Energy effectiveness

The KURT vehicle platform is based on a patented modular design using high strength aluminium. This approach inherently provides strength, rigidity and shields the internal electronics and power components, like the batteries from the external elements. The result is a cost-efficient and light weight platform that can easily transport a few times its own weight. The overall result is also that smaller batteries can be used, a reduced safety risk and most importantly a lower energy consumption than most other vehicles, be they electric or conventional. The new carbon-based supercap battery also allows to use it in cold temperatures while there is no risk for e.g. thermal run-away as with conventional lithium based batteries.

The small logistics City-KURT vehicle with 2 motorwheels for example weights about 180 kg, yet can transport more than 200 kg. In the a comparison with 3 other electric vehicles, we simulated their performance and energy consumption using the mission profile. This profile includes numerous stops, straight stretches as well as short stretches on road with high inclines. Further assumptions are that the battery is never drained completely and that all vehicle have the same average drive-train efficiency of 80%. While such simulation cannot replace a real test, they provide a very good idea of how the different vehicle systems compare. We assume a driver weighing 80 km for all vehicles. The energy-effectiveness is measured as the energy needed to transport 1 kg of real payload over 1 km (besides the empty vehicle and its driver).

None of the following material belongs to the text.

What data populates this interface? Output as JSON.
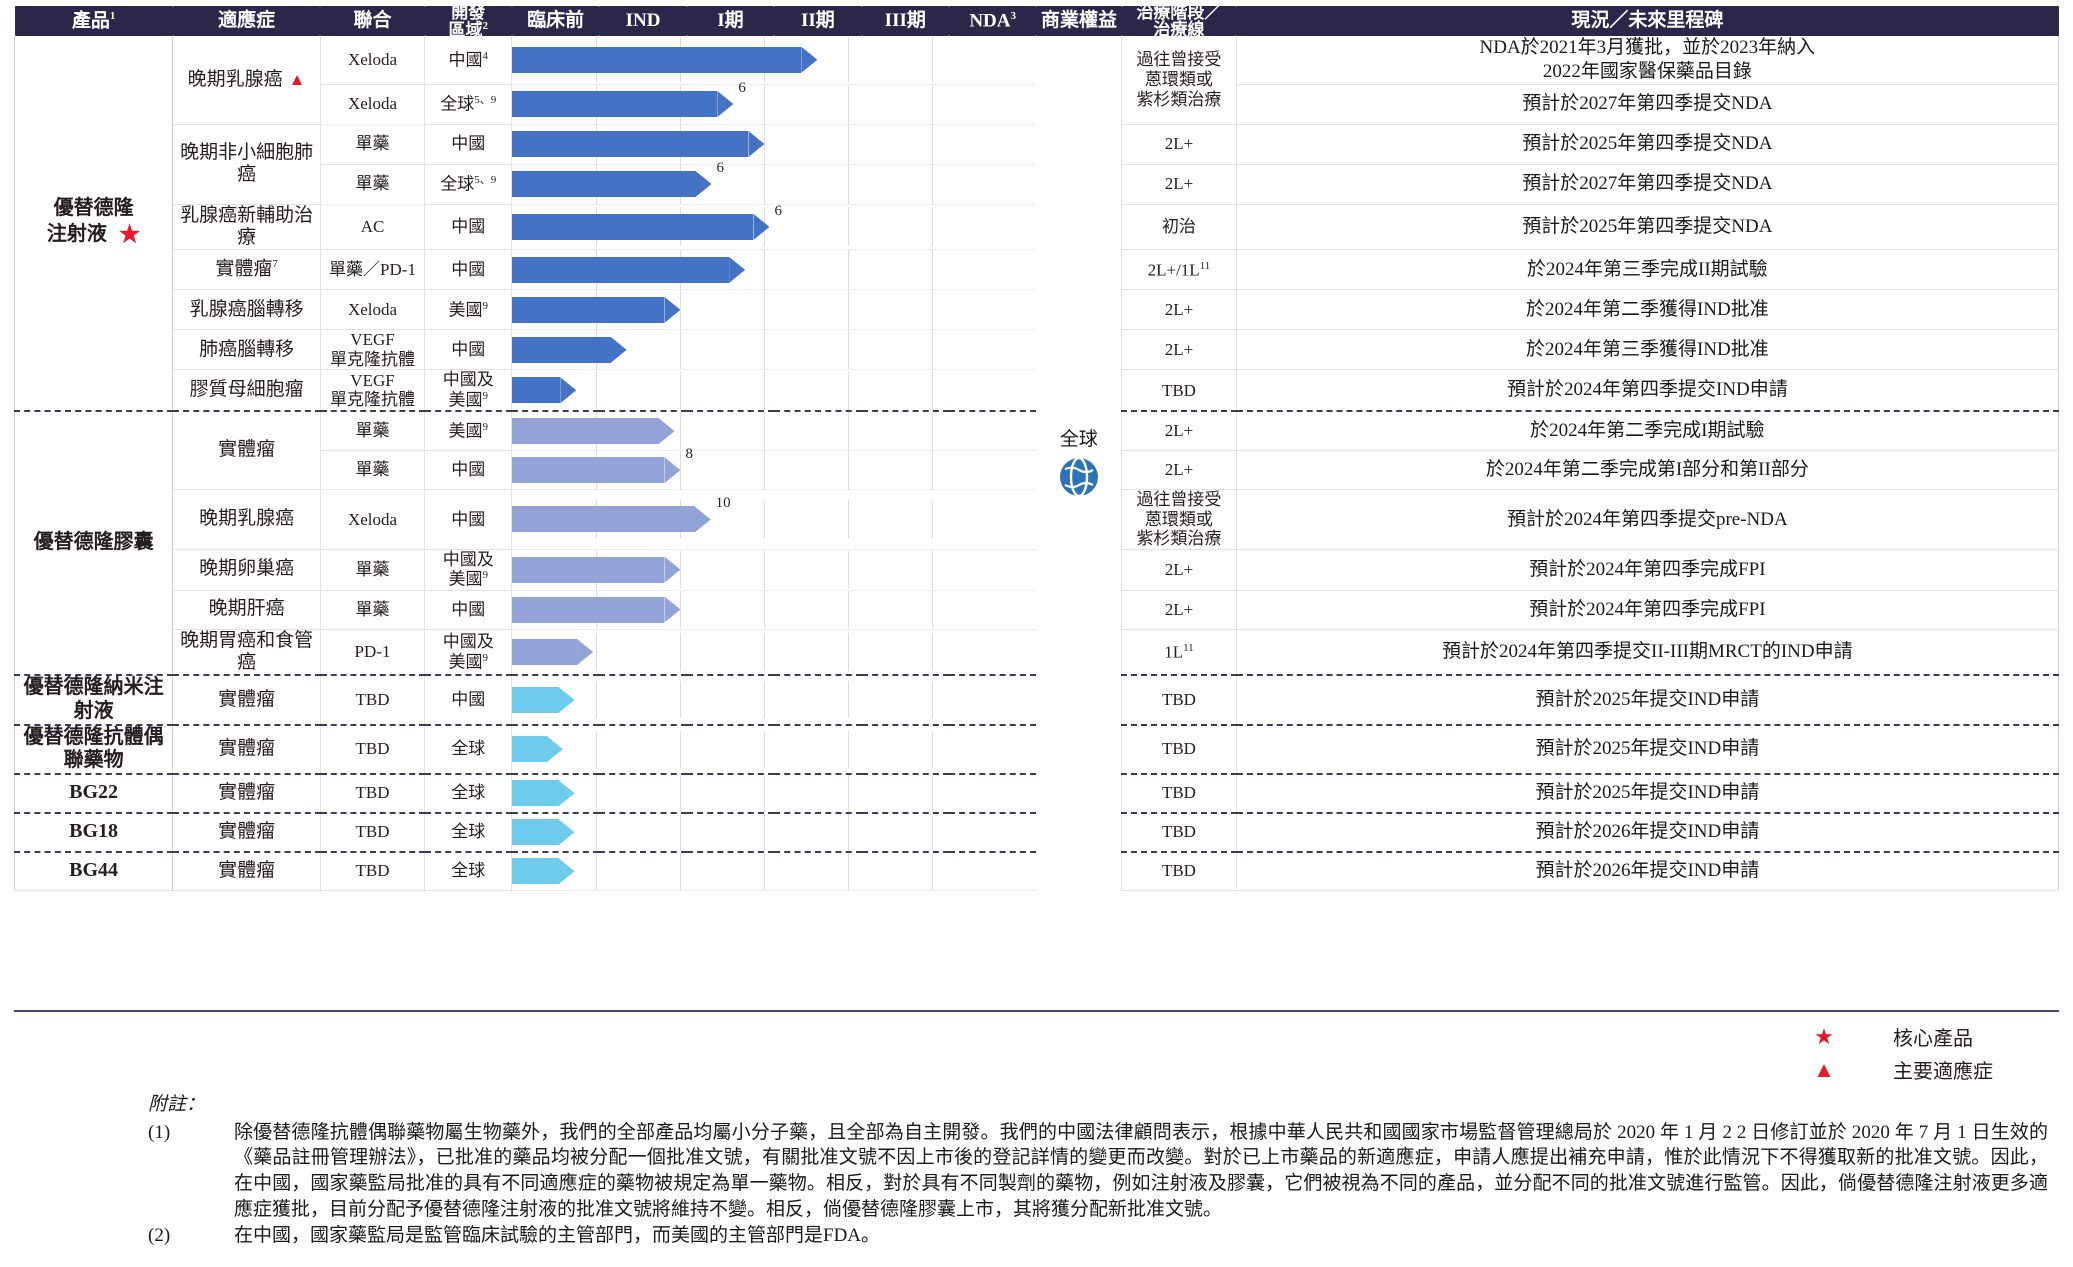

The scores of the City-KURT are better in all cases because the payload vs. total weight is much better. This translates into a smaller battery for the same range, faster charging times and less energy costs. This also reduces the indirect pollution generated by producing the electricity, raw materials and the battery itself. As the City-KURT platform mostly uses aluminium and some steel, the majority of the components can be fully recycled.